By Tristan Miller-Lammert, Trending Writer
Everyone likes celebrities. Whether listening to music, watching movies, or buying clothes, we nearly worship the media and pop culture. Things get stale pretty quickly though when every artist is churning out the same thing every year. However, it is refreshing to have figures who actually work to improve their craft and make an impact beyond their art.
Kendrick Lamar and Jessica Alba are both celebrities who think outside the box. Lamar’s recent releases have been prime examples of why he is arguably the biggest name in the game and Alba’s business savvy ways have put her in the spotlight and shattered stereotypes.
Jessica Alba is definitely someone who has worked to be seen as more than just an actress. Her big idea is Honest, a “four-year-old consumer-products startup in Santa Monica, California”. A childhood of illness and a bad reaction to detergent made her want to design and sell effective and safe household products.
Using connections through her husband, Alba put together a team of writers and investors to get her idea off the ground. In the company’s first year, 2012, it reached $10 Million in sales and has put up impressive numbers all around since.

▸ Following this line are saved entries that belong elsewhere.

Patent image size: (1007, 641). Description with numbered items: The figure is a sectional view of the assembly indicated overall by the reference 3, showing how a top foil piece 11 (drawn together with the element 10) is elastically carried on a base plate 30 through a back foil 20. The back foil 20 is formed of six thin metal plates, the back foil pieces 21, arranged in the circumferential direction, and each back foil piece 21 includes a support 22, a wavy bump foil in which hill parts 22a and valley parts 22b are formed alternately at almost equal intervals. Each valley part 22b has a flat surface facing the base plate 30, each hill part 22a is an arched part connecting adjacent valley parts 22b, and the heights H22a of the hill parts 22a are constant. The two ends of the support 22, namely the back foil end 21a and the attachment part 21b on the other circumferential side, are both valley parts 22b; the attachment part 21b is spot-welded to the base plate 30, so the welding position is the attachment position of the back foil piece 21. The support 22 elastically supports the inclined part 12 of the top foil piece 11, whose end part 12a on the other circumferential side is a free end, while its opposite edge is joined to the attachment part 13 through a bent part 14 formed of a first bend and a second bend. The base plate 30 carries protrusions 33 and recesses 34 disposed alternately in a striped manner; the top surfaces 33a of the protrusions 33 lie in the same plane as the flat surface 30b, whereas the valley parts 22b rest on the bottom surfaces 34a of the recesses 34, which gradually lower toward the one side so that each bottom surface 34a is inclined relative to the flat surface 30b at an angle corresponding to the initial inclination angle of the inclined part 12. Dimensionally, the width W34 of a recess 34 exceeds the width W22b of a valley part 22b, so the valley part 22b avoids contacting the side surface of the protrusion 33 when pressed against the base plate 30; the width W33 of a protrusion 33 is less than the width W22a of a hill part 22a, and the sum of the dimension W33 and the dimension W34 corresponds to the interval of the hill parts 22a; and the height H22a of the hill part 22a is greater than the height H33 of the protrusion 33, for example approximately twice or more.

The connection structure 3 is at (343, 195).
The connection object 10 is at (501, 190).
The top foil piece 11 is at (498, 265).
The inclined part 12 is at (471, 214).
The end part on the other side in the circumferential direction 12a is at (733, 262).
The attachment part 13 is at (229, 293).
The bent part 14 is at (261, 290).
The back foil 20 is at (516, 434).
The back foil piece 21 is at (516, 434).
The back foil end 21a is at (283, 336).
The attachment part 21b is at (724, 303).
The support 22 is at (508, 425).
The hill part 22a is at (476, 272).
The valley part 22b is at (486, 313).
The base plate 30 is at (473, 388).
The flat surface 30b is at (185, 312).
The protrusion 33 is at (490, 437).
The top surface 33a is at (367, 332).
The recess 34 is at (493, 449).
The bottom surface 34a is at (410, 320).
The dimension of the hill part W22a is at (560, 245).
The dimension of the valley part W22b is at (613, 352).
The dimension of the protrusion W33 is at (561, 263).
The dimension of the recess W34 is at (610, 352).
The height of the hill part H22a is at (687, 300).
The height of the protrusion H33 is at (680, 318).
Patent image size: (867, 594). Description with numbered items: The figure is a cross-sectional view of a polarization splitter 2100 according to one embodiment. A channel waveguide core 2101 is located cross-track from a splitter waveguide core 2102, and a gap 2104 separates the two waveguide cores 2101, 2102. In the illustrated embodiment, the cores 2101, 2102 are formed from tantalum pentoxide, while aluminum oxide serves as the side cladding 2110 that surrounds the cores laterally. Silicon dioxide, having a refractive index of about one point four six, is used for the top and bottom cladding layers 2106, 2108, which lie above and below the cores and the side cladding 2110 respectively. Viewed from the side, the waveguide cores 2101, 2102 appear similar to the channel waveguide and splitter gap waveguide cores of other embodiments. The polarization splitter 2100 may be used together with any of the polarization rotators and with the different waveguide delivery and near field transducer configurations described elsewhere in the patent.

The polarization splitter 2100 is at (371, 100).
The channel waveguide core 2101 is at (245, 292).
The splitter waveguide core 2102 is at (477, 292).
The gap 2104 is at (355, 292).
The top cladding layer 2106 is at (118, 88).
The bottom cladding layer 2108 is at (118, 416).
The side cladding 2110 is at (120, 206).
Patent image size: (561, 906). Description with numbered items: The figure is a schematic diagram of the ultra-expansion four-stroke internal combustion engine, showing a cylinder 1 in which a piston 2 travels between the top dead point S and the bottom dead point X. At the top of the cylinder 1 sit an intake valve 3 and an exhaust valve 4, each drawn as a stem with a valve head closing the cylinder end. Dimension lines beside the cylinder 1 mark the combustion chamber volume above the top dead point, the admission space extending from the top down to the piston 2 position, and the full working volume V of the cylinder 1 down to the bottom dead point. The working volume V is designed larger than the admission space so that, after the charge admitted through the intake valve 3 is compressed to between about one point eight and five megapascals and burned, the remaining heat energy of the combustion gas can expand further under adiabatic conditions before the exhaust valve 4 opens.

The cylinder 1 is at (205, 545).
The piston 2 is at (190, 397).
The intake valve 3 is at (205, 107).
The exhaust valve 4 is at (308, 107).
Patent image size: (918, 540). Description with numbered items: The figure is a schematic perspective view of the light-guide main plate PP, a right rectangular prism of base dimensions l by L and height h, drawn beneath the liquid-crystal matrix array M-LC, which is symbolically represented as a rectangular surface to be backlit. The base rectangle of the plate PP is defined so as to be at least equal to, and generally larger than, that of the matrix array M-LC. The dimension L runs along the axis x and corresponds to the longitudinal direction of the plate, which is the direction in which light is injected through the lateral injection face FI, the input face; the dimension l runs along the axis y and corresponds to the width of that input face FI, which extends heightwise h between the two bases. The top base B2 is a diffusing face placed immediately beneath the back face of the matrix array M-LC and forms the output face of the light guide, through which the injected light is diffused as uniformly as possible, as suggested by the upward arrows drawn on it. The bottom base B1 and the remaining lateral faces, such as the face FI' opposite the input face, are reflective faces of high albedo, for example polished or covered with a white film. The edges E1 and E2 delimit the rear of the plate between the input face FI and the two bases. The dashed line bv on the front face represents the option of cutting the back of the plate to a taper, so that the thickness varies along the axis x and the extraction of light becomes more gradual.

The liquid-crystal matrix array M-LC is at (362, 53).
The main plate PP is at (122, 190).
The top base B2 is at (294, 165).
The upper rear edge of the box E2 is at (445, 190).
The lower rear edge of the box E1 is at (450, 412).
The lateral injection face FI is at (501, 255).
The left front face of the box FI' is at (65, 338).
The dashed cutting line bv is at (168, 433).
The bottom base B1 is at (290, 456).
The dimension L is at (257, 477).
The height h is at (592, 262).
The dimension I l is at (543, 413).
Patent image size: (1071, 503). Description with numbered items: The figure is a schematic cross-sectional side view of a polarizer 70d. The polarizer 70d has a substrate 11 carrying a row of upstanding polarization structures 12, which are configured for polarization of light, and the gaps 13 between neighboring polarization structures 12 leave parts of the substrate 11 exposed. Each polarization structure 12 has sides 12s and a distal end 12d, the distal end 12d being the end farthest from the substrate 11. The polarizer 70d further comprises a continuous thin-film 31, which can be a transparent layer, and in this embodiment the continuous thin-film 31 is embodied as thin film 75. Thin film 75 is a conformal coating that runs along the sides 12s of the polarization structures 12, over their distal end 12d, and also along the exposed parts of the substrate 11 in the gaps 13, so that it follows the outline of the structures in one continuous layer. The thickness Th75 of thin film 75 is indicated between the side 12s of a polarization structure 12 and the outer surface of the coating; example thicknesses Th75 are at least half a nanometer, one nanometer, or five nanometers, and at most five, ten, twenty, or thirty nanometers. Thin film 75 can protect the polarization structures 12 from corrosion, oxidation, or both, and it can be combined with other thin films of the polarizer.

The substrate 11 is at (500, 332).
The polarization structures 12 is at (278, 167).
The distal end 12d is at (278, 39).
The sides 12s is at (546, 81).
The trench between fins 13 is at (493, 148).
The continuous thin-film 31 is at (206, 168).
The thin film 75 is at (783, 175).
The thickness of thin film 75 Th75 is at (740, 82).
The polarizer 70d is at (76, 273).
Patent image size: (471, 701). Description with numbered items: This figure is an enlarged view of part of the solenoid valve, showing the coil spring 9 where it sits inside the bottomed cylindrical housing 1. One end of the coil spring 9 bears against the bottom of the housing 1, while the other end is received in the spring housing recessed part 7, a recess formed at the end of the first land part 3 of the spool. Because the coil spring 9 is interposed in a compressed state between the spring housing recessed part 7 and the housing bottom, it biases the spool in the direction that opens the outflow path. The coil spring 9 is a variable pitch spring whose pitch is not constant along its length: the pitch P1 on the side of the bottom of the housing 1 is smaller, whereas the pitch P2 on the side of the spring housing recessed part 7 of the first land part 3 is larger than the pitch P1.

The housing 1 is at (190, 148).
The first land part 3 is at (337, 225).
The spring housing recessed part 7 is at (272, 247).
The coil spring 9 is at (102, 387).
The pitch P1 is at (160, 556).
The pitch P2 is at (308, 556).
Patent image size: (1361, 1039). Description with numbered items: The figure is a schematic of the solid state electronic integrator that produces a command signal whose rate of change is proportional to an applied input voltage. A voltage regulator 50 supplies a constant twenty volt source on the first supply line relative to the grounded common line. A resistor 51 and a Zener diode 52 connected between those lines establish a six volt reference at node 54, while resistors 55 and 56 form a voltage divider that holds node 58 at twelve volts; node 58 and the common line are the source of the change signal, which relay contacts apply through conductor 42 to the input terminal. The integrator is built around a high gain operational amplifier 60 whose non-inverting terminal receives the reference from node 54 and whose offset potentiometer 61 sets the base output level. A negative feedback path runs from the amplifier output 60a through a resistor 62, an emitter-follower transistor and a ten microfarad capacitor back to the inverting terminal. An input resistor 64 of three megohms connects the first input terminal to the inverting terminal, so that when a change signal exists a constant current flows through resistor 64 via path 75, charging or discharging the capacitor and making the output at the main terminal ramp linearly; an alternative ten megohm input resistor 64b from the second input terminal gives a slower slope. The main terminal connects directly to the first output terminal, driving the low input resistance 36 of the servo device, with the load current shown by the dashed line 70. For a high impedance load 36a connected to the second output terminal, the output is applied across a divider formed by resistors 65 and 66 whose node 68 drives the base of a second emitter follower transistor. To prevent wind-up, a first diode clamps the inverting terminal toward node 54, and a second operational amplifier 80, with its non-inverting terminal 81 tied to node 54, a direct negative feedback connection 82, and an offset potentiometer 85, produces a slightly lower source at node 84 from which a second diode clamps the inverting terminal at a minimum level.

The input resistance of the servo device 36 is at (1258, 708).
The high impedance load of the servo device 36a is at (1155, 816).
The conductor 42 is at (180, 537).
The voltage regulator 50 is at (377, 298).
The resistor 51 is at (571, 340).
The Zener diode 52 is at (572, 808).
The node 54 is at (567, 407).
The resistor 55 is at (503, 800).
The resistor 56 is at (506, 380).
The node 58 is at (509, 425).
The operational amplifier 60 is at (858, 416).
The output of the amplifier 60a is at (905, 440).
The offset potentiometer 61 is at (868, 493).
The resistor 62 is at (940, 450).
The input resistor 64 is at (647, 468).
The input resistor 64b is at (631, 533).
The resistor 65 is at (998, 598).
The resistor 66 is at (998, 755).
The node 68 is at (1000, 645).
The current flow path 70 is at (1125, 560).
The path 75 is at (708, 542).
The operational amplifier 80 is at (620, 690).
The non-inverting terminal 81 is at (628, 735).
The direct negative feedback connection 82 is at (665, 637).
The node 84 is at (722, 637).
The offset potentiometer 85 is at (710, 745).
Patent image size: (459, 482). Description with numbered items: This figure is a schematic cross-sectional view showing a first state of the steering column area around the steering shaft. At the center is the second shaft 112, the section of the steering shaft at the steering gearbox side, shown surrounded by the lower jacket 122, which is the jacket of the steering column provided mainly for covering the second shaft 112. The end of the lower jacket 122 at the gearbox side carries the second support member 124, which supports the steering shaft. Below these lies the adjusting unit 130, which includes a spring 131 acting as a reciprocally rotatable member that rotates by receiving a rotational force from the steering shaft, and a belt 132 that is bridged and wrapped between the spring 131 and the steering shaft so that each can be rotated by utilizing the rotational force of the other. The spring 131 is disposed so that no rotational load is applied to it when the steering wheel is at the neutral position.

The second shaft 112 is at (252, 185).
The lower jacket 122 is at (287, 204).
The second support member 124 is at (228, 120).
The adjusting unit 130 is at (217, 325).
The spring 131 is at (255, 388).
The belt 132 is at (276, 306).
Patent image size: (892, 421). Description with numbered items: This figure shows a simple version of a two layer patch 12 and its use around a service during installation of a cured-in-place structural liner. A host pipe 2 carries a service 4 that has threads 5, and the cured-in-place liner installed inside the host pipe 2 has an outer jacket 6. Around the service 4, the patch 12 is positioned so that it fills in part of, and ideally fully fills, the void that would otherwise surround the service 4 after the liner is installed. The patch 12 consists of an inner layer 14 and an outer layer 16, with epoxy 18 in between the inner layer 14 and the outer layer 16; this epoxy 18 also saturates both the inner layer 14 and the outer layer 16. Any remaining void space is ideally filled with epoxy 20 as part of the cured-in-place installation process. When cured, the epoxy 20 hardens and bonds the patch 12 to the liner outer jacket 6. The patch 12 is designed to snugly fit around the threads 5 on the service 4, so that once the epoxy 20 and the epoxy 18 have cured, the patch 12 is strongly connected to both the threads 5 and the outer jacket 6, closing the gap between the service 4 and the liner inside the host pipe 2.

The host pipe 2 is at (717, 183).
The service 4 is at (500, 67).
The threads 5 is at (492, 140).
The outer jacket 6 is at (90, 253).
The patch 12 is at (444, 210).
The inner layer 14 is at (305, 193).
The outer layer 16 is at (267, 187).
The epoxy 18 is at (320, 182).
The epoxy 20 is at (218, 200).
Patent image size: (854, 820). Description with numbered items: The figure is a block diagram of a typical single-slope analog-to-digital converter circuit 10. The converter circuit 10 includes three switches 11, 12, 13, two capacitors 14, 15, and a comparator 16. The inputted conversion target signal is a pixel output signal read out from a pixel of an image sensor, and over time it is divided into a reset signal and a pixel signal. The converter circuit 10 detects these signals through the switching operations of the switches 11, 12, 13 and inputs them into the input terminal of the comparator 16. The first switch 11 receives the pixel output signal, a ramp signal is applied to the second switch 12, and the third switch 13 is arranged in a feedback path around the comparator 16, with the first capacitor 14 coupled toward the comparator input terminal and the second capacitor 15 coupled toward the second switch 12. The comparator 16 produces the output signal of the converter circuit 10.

“Honest” has a line of over 175 products that have been sold online and in 4,400 stores worldwide. Sales in 2015 passed $150 Million and it was labeled a “‘start-up unicorn’, the term for companies that reach $1 billion valuations in less than five years.”
The Sin City star is using her fame and savvy to prove that she is more than an actress.
Similarly, Kendrick Lamar is also changing things up. His 2015 release To Pimp a Butterfly is an incredible album. From the title itself to the tunes Butterfly is brilliant. It paints a vivid picture of race tension and Lamar’s struggles with fame and depression against a background of genius sampling, heavy beats, and funk that feels both old and modern.
The scratchy sounds of an old record on opening track Wesley’s Theory and Thundercat’s synth-y grooves on These Walls really push this album beyond the expectation for a hip-hop album.
Talking about the title, Kendrick said, “I just really wanted to show the brightness of life and the word pimp has so much aggression… it represents using my celebrity for good.” This message is also clear in his older release good kid, m.A.A.d city where he shows that he is not a part of the Compton gang wars he grew up around.
Kendrick’s voice is one that can only be positive for fans and people in general and Alba’s work is a great example of an actor doing more than their usual work.
A version of this article appeared in the Tuesday, April 26th print edition.